Assuming that the election did come down to a referendum on terrorism, there was very little that a Democrat could have done to win it. Kerry could not change the subject; war and terrorism were in the news every day. According to Mellman, polls showed that although only thirty-three per cent of voters thought that the invasion of Iraq was worth it, fifty-two per cent thought that it was the right thing to do. Those are tough numbers from which to devise a campaign strategy. They are the numbers behind Kerry's notorious trouble in parsing the matter of his own position on the invasion--his attempt to criticize the outcome but not the decision. It's getting hard to remember now, when Iraq has become a violent and ungovernable mess, but the invasion of Iraq had overwhelming public approval, and people don't like to admit that they were wrong. Neither does the President. It's one of the attributes that voters seem to identify with.

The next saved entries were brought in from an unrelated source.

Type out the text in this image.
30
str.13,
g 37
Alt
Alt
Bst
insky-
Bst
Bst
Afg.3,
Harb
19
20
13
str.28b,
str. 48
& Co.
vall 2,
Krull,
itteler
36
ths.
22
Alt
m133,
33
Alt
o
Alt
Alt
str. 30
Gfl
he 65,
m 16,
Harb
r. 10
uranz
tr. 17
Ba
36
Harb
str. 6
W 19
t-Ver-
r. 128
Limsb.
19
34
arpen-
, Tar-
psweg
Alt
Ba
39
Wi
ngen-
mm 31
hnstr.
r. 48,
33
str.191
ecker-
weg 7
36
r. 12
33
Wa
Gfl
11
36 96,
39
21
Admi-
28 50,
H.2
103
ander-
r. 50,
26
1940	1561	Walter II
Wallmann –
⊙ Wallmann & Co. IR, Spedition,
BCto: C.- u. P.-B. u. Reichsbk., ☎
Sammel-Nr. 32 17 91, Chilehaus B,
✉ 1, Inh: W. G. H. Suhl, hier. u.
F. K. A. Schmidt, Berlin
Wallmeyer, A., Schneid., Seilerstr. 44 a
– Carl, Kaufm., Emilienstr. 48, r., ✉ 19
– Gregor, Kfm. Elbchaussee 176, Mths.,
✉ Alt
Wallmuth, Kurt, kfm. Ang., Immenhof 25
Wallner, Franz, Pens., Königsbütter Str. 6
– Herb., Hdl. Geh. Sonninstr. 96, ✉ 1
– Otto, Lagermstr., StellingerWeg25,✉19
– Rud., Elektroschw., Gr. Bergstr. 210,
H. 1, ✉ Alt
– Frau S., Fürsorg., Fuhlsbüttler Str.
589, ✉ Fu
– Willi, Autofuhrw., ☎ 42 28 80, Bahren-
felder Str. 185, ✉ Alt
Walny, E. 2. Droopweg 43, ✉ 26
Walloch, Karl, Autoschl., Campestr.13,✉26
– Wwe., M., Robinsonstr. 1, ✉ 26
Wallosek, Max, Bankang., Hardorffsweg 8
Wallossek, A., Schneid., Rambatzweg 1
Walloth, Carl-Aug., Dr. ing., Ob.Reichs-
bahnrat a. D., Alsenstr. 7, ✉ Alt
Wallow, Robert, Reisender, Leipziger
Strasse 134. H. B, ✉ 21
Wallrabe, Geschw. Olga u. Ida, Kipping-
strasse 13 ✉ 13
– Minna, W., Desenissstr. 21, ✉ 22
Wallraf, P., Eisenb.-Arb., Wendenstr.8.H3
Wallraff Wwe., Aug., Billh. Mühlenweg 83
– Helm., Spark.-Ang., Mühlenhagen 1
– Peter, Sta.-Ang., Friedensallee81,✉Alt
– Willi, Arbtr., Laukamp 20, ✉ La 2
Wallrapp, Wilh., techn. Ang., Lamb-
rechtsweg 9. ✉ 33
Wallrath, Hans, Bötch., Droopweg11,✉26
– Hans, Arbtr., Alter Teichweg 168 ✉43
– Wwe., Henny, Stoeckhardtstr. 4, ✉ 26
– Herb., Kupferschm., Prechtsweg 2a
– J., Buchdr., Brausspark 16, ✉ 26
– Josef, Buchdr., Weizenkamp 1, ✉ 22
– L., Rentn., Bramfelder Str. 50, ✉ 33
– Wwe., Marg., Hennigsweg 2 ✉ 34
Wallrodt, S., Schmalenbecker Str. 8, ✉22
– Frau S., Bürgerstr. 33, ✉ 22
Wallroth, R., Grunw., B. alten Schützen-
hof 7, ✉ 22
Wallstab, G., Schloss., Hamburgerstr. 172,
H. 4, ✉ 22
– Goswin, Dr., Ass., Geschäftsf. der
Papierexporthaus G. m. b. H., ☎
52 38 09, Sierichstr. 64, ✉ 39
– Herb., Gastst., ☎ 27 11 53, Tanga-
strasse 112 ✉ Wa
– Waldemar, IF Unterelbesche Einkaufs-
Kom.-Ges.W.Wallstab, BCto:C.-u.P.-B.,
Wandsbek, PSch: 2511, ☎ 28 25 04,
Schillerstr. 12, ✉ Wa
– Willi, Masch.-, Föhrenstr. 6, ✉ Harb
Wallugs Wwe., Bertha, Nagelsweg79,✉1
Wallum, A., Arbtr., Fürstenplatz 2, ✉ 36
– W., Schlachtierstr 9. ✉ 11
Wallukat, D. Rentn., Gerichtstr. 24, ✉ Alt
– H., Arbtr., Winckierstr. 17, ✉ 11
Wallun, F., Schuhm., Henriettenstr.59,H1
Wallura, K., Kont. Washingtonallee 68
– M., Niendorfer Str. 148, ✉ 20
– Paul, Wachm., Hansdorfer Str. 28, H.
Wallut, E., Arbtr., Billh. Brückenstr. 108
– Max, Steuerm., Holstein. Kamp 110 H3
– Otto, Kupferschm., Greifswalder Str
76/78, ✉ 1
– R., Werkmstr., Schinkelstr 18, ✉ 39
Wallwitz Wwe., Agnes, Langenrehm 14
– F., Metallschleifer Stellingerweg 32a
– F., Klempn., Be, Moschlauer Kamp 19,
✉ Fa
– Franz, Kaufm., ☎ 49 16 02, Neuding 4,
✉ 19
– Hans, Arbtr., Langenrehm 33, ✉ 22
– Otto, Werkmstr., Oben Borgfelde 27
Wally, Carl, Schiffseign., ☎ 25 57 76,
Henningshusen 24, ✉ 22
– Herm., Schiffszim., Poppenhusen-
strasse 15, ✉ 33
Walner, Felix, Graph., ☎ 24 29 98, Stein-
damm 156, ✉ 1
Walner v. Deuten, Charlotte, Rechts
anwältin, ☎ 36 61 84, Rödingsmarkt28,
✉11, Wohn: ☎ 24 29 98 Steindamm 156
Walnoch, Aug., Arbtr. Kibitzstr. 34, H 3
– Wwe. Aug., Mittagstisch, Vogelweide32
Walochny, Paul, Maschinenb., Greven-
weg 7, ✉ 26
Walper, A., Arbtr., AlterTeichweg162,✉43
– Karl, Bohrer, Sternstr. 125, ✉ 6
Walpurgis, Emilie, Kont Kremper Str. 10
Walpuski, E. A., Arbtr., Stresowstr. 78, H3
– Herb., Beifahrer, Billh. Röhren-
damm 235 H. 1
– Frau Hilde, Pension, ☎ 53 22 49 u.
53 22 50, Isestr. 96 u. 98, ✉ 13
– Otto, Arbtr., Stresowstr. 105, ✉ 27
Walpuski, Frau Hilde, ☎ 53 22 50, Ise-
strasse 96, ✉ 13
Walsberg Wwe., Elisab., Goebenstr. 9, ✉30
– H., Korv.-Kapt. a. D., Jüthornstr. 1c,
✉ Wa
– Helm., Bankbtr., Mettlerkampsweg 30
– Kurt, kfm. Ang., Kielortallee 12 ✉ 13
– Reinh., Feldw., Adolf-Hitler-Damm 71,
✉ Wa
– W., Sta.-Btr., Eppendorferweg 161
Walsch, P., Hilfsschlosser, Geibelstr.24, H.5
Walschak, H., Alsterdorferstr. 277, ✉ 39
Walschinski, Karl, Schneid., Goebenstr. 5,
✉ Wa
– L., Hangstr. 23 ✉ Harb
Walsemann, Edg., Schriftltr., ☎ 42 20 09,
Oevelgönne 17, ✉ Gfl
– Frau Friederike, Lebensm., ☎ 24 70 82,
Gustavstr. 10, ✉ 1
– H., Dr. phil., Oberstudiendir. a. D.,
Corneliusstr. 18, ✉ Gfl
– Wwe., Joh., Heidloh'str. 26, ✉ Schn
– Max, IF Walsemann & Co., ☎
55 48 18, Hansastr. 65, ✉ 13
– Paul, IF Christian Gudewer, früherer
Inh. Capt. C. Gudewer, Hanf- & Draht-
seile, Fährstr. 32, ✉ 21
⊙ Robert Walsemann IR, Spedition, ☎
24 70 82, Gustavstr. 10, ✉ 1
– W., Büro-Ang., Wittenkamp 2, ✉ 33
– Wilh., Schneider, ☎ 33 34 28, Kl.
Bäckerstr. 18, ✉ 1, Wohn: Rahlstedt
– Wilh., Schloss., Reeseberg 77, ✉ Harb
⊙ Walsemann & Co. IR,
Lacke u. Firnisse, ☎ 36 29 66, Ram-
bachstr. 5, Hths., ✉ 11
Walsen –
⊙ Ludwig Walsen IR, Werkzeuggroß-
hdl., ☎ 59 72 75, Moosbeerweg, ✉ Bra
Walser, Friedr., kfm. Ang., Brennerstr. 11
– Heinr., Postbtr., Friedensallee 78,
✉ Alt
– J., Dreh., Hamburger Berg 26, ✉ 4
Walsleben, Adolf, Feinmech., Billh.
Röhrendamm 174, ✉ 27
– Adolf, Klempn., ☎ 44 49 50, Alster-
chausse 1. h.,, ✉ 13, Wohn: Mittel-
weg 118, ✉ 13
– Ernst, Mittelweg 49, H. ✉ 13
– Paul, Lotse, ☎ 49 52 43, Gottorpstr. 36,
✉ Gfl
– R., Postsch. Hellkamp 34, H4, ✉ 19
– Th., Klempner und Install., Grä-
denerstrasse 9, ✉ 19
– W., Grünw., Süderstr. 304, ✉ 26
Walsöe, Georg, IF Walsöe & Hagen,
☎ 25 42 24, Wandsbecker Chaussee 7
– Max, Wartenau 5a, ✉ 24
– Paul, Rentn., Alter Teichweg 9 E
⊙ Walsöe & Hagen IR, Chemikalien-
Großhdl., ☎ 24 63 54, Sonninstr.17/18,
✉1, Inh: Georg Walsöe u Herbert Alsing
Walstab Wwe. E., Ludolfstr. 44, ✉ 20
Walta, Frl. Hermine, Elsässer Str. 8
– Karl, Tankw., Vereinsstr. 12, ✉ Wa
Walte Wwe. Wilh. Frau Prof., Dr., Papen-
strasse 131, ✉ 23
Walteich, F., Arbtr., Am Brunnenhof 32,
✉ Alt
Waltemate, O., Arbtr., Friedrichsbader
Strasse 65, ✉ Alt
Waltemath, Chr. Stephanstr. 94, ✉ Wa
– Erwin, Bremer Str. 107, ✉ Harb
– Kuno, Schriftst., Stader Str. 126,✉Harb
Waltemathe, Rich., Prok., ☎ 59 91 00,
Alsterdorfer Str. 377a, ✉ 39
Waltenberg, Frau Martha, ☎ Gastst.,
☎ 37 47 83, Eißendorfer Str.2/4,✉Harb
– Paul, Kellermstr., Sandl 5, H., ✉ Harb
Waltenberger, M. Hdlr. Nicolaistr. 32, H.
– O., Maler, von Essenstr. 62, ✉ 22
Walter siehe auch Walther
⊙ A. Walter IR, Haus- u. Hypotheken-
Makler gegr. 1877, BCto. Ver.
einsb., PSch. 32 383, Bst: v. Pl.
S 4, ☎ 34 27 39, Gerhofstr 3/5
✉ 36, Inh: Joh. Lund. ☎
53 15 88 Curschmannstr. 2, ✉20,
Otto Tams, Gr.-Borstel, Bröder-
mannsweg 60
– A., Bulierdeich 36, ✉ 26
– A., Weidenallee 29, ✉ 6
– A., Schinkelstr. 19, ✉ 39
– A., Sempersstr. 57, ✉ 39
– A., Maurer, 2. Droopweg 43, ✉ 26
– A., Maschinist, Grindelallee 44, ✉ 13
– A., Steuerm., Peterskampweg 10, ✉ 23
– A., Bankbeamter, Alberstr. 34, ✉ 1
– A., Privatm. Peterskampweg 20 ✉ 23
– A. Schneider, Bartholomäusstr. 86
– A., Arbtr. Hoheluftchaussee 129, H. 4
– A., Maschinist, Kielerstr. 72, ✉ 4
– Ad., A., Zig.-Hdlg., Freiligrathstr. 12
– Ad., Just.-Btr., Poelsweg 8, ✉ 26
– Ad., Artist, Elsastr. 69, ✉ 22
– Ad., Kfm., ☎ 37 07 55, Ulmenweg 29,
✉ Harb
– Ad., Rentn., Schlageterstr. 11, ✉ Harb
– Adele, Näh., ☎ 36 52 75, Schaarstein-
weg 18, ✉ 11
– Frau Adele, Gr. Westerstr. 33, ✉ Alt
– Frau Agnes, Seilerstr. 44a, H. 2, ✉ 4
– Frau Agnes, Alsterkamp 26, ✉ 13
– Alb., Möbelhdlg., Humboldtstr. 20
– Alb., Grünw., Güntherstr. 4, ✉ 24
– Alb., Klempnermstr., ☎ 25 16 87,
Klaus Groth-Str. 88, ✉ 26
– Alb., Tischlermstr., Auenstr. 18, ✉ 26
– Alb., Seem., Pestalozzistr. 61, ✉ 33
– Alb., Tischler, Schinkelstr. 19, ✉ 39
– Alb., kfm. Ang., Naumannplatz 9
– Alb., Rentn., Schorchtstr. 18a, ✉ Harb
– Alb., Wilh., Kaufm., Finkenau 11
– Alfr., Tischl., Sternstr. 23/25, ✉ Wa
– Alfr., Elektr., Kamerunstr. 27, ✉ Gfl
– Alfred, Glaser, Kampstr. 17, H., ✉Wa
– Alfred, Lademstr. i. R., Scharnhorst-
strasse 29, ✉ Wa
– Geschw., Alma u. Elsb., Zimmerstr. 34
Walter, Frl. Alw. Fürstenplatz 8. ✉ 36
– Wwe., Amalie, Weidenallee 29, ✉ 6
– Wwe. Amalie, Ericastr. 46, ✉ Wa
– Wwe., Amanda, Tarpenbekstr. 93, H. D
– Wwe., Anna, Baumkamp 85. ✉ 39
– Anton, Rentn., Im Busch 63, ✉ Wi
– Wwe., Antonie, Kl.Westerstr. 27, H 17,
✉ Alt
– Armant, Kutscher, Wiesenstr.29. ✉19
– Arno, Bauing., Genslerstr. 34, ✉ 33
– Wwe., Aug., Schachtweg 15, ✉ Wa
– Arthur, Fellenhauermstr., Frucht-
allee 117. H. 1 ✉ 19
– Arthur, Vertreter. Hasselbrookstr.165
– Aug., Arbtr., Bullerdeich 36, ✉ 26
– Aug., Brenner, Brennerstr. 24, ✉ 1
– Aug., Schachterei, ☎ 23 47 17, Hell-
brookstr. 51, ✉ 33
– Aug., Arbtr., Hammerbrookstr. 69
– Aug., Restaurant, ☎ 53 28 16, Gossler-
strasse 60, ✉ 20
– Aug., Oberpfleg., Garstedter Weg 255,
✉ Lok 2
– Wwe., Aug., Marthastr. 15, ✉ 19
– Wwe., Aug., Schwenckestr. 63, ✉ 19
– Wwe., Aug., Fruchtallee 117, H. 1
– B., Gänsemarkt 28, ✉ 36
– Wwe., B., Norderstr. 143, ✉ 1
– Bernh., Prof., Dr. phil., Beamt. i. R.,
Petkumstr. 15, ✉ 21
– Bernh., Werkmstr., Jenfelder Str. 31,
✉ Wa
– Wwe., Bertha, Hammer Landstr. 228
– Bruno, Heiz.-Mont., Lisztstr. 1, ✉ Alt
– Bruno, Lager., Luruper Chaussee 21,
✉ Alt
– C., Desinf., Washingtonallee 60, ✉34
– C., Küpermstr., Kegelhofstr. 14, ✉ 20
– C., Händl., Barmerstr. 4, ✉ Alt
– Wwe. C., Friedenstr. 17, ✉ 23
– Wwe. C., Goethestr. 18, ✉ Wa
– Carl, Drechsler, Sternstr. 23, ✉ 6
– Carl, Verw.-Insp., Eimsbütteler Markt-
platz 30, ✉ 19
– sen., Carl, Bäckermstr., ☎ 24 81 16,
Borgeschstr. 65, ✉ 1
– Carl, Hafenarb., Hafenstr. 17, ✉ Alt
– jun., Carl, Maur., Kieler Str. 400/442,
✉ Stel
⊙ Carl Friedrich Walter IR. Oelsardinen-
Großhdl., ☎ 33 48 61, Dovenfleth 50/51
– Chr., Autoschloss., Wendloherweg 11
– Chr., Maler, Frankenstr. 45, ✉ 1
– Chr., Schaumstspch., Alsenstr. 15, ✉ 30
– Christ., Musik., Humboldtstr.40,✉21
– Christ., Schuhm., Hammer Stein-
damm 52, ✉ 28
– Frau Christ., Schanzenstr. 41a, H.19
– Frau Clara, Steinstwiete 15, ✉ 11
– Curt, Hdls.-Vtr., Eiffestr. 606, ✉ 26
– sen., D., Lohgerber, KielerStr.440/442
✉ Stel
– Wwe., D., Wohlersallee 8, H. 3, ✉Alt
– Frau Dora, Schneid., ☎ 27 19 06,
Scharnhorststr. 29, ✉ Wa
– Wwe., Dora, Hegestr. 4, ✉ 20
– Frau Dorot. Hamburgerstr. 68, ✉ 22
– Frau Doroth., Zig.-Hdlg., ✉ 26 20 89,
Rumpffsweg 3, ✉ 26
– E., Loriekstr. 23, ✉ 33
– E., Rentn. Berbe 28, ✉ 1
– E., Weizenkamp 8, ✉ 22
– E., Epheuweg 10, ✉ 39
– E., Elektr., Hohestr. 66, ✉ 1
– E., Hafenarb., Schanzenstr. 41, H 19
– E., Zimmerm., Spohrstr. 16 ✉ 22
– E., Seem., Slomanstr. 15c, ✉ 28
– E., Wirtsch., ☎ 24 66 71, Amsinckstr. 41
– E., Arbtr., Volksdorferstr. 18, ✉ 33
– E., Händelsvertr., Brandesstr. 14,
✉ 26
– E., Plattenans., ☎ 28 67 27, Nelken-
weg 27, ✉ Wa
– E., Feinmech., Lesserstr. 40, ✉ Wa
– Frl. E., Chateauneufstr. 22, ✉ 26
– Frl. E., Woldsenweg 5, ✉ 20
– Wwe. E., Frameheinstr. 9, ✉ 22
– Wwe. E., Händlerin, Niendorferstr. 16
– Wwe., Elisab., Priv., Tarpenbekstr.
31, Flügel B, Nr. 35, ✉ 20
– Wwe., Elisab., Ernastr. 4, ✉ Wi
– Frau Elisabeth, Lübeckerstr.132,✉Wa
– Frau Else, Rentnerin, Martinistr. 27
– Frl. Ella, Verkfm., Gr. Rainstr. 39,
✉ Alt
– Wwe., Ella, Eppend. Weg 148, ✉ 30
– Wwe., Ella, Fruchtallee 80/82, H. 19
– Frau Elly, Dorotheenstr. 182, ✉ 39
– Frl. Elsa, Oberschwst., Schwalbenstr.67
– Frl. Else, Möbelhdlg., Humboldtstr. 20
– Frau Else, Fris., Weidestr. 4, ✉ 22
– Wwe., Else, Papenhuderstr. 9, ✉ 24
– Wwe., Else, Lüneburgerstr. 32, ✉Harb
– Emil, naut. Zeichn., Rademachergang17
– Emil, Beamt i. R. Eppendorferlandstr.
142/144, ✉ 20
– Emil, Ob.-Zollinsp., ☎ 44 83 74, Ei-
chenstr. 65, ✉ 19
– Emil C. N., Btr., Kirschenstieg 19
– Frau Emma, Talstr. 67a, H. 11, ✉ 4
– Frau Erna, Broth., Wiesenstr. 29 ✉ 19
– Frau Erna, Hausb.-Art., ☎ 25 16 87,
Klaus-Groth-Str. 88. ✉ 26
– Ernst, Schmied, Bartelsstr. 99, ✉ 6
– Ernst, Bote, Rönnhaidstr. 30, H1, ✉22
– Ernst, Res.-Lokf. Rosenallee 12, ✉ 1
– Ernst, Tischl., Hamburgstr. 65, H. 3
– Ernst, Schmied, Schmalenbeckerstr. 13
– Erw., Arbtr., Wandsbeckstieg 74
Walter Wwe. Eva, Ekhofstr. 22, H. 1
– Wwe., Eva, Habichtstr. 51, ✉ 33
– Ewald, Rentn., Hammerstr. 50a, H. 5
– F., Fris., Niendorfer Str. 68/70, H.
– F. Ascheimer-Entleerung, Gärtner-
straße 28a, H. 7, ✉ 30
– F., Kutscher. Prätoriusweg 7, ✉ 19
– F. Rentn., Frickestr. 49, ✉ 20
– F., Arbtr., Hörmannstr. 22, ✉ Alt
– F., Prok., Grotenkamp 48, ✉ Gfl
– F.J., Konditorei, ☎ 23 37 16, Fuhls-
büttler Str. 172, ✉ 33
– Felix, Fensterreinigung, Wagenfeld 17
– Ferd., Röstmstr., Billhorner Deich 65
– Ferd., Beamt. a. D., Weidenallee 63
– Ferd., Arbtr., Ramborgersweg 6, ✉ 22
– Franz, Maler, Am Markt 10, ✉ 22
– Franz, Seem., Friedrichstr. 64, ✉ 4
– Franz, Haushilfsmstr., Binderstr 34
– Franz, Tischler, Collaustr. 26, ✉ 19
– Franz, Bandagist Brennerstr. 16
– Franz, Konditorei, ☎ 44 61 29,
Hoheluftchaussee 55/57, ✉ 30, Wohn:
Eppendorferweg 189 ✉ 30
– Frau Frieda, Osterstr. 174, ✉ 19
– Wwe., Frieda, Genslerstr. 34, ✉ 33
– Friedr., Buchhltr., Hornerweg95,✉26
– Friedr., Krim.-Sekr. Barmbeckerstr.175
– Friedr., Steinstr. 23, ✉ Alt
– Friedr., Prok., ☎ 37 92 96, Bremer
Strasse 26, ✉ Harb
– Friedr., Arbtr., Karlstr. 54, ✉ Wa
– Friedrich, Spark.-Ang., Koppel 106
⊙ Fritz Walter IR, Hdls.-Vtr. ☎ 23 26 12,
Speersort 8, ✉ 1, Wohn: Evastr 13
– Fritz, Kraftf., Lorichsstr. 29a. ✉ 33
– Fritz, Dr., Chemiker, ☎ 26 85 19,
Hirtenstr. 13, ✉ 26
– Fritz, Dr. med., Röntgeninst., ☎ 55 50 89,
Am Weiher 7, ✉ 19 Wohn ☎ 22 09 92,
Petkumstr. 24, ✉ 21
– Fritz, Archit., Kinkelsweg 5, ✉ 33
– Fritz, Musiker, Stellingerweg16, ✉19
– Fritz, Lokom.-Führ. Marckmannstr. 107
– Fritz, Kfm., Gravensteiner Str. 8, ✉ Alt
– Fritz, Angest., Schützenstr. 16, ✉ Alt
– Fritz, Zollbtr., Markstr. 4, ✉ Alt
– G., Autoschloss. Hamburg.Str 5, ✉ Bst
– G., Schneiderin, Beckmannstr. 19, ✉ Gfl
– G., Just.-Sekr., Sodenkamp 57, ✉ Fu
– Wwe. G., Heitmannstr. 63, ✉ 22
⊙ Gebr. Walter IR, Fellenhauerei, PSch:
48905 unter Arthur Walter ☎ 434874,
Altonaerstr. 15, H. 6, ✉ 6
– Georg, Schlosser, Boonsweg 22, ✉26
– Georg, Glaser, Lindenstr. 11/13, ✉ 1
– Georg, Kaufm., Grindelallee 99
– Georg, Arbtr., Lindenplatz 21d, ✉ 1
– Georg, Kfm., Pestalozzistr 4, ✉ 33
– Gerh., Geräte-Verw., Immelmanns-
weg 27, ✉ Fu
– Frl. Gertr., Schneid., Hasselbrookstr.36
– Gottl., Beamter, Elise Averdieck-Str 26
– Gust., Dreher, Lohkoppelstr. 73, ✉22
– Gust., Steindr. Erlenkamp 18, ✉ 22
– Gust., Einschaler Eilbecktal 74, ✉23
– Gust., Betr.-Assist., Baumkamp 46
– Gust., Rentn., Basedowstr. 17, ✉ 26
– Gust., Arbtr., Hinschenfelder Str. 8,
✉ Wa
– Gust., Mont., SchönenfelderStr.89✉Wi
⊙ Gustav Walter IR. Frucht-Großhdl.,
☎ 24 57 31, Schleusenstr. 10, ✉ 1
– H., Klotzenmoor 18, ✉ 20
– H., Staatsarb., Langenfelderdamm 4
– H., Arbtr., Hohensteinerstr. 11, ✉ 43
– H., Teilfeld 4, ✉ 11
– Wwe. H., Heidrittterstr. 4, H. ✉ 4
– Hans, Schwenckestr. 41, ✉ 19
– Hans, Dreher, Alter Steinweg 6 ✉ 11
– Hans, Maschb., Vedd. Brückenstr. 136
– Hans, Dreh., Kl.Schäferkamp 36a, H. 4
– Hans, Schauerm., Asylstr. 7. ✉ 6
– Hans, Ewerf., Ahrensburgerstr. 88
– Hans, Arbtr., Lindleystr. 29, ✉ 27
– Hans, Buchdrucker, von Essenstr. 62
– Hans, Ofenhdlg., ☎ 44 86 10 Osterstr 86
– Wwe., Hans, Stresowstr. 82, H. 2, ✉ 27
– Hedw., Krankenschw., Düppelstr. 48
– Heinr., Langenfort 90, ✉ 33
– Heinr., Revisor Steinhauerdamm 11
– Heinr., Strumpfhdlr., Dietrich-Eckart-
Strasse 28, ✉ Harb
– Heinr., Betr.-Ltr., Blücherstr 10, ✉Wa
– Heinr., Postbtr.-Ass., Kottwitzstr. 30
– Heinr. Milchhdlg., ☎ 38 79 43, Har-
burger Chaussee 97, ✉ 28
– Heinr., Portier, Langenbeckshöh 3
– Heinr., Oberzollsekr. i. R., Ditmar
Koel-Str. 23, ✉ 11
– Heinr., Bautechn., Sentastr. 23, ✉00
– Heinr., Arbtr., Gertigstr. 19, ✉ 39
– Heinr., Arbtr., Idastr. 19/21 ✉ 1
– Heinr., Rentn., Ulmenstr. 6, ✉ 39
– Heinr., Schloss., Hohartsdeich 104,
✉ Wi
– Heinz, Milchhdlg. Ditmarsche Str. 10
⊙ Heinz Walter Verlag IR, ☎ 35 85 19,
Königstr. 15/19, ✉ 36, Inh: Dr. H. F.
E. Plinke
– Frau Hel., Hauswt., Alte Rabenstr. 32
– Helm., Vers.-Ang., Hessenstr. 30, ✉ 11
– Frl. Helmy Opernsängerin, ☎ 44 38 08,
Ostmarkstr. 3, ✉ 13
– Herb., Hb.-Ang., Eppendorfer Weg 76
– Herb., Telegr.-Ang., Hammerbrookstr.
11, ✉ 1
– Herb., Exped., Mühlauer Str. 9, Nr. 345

Of course, it doesn't matter what the science of public opinion concludes. It only matters what the politicians conclude. If Democrats believe that the lesson of the election is that the Party needs to move to the right, then, if it moves, that will be the lesson. It might be wiser for the Democrats to chalk Bush's reelection up to 9/11 and stick to their positions. The Democratic candidate did not lose votes in 2004: Kerry got five million more votes than Al Gore got in 2000, when Gore won a plurality. Unfortunately for the Democrats, Bush got nine million more votes than he did four years ago. But it wasn't because the country moved to the right. The issue that seems to have permitted an incumbent with an unimpressive approval rating to survive reelection was not an ideological one. The country did not change radically in the past four years. Circumstances did.